Afyonkarahisar ve Konya’nın ilçelerinde hasadı süren ihracatlık Napolyon kirazı, Avrupa ülkelerinde “Türk kirazı” kalitesiyle tüketicilerden büyük ilgi görüyor
Türk Kirazı seviliyor
Avrupa ülkelerinde “Türk kirazı” yok satıyor. Bahçelerde tarım işçileri tarafından özel olarak seçilen ve boyutlarına ayrılan Napolyon cinsi kirazın en irileri ve kaliteli olanları, üreticiden kilosu 5.5-7 lira arasında alınıp paketlenip genellikle Avrupa ülkelerine gönderiliyor. Bu boyuttaki kaliteli kirazlar, iç piyasaya sunulmuyor. Bu kirazlar, Almanya ve İngiltere’deki marketlerde tüketicilerden büyük ilgi görüyor ve “Türk kirazı” markasıyla kilosu 6 ila 9 avro arasında değişen fiyatlardan satılıyor. İkinci kalitede olan ürünler ise 2.5-3 lira arasında alınıp Avrupa dışındaki ülkelere gönderiliyor.

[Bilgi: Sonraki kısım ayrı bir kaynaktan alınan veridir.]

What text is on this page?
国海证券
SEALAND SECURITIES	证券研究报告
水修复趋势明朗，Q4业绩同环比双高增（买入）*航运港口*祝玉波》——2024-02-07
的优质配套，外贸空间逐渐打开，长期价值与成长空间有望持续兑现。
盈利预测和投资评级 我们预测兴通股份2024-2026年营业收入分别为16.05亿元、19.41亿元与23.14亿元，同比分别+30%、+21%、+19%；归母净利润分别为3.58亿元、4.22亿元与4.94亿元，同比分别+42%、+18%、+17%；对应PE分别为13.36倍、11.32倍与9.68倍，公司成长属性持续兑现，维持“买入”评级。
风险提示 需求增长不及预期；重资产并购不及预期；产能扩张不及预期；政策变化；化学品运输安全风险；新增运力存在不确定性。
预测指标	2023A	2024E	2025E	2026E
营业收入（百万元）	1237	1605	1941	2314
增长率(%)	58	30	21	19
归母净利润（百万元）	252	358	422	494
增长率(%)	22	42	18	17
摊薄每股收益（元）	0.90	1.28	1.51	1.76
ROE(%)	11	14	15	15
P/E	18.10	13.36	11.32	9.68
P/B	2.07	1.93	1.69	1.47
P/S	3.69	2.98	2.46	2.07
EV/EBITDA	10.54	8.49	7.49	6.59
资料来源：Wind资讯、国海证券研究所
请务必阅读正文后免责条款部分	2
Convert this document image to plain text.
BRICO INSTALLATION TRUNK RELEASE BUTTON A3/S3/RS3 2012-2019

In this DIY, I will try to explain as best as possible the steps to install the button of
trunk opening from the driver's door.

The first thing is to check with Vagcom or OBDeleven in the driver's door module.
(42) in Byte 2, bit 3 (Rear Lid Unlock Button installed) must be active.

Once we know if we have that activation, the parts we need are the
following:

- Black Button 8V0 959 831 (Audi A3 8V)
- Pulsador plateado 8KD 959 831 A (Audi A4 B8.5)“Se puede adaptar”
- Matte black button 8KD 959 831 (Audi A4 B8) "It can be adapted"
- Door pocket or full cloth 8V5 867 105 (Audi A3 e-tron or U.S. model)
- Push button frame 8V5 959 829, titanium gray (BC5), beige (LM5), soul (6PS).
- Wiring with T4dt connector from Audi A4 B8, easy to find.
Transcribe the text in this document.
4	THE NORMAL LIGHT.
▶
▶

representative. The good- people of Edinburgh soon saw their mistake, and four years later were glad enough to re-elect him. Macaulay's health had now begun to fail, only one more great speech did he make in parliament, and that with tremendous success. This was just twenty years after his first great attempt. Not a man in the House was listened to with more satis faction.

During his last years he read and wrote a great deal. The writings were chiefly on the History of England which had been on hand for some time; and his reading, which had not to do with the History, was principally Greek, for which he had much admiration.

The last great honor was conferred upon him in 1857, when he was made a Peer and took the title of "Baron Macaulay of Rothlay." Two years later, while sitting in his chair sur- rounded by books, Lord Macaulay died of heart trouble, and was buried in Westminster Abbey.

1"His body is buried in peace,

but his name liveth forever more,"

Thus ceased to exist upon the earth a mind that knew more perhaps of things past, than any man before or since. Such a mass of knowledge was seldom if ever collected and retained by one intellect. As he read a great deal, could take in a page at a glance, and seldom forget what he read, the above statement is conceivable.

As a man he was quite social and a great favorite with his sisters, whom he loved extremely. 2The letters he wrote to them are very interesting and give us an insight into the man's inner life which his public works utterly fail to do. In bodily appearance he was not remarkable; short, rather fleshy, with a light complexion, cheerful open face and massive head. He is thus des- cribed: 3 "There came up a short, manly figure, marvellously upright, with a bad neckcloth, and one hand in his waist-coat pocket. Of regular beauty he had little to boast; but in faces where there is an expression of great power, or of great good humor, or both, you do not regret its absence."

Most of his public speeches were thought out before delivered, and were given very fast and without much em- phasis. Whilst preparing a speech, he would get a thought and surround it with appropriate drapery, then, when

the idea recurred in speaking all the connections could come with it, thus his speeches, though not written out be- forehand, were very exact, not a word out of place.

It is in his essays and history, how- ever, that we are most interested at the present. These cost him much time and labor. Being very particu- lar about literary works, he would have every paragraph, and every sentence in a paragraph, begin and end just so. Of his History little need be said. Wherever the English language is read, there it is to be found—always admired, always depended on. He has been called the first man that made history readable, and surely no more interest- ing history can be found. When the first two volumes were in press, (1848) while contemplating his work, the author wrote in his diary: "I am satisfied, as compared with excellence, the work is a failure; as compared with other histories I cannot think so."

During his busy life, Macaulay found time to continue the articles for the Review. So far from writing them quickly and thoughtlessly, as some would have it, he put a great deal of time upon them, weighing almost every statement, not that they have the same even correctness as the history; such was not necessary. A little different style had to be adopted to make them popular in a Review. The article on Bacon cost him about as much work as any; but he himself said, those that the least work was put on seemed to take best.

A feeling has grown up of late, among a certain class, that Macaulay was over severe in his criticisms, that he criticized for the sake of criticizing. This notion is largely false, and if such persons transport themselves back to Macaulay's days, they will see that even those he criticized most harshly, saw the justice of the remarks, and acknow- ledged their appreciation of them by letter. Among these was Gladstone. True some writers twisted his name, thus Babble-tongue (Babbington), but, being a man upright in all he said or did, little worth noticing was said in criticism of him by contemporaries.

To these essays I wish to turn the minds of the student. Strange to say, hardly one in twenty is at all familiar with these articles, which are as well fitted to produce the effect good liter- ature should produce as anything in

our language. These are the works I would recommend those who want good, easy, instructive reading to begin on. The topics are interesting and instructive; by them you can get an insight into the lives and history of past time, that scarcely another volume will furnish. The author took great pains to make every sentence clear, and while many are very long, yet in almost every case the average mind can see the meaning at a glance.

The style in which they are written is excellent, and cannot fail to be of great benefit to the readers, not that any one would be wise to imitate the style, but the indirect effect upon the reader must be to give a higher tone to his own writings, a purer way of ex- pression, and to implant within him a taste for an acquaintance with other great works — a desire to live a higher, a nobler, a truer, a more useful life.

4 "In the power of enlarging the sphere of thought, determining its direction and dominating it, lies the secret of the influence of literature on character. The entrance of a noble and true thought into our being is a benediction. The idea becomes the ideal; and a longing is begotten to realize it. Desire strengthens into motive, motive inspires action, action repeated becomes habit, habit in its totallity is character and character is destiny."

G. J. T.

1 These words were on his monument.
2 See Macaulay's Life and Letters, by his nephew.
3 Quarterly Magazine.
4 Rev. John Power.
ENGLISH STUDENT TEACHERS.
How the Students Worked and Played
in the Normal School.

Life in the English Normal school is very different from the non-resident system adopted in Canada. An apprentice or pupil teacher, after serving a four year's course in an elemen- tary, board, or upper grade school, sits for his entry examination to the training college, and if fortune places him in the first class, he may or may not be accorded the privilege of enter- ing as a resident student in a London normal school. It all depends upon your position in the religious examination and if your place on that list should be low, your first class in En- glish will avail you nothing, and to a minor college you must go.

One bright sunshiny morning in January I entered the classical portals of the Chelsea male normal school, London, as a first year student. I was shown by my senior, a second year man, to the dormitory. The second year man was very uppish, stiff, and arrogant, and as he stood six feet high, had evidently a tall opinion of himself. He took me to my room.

“Napolyon” olarak bilinen Ziraat-900 cinsi kirazda Afyonkarahisar ve Konya’nın ilçeleri gibi iç kesimlerde hasat sürerken ihracat da tüm hızıyla devam ediyor. Uludağ Yaş Meyve Sebze İhracatçıları Birliğinden (UYMSİB) aldığı bilgiye göre, 1 Ocak-30 Haziran döneminde Türkiye geneli kiraz ihracatı 37 bin 754 ton olarak gerçekleşti, bu ihracattan 103.3 milyon dolar döviz girdisi sağlandı. Yurt dışına gönderilen kirazın üçte birini Almanya aldı, bu ülkeye 13 bin 667 ton kiraz gönderildi. Türkiye’nin kirazdaki dış satımının yüzde 51’i, 19 bin 557 tonla AB ülkelerine gerçekleştirildi.
Türk kirazının adı yetiyor
UYMSİB Yönetim Kurulu Başkanı Senih Yazgan, Türk kirazının kalitesinin sadece iç pazarda değil, dış pazarda da bilindiğini söyledi. Türk kirazının, iriliği, kalitesi, aroması, bir de o ihracatı gerçekleştiren firmaların dünya standartlarının üzerinde çalışmasıyla dünyada marka olduğunu vurgulayan Yazgan, piyasada rakibin çok olmasına rağmen Türk kirazı adının yettiğini belirtti. Yazgan, Türk kirazının, toplanmasından, bahçede özenle seçilmesine ve firma tarafından paketlenip gönderilmesine kadar ihracata hazırlanmasındaki her aşamasının titizlikle yürütüldüğünü ifade ederek şunları kaydetti: “Avrupa’da ilk tercih her zaman Türk kirazından yana oluyor. İrilik, kalite ve lezzet, kirazımızı öne çıkarıyor. Bu, bizler için bir övünç kaynağı. Bulutlanması çok fazla olan ülkelere göre bizim kirazımız çok daha fazla tercih ediliyor.
Türk kirazı marka olarak marketlerde ‘Türk kirazı’ adı altında satılıyor. Burada bütün emeği geçen ihracatçılarımızın katkılarını biliyorum. Çok yoğun çalıştılar. Pazardaki yerimizi daha üstlere taşıma konusunda büyük gayret sarf ediyorlar.” Ziraat-900 kirazının Türkiye’de tescil edilen bir çeşit olduğunu ve bunun yanında yöresel kiraz çeşitlerinin de bulunduğuna dikkati çeken Yazgan, şöyle konuştu: “Dalbastı denilen ve bölgeden bölgeye geçen ama bir açılım gösteren, Ziraat-900’e benzer özellikler gösteren çeşitler. Bunlara baktığımızda çoğunu ihracatla gönderiyoruz.
Son yıllarda özellikle raf ömrü daha uzun olan erkenci çeşitlerimiz var. Bunlar yavaş yavaş artık piyasada yeni kurulan bahçelerde dikilmeye başlandı. Onların da üretimleri yeni yeni geliyor. Bunlar da piyasaya girdiği zaman Türk menşeli olmasa dahi bu bölgede yetiştiği için Türk kirazı olarak pazardaki yerini bulacaktır. Aroma ve tat özellikleriyle birlikte bir de uzun raf ömrüne sahip olabilecek bu çeşitlerle Türk kirazı Avrupa marketlerinde uzun bir dönem daha gücünü ve yerini koruyacaktır.”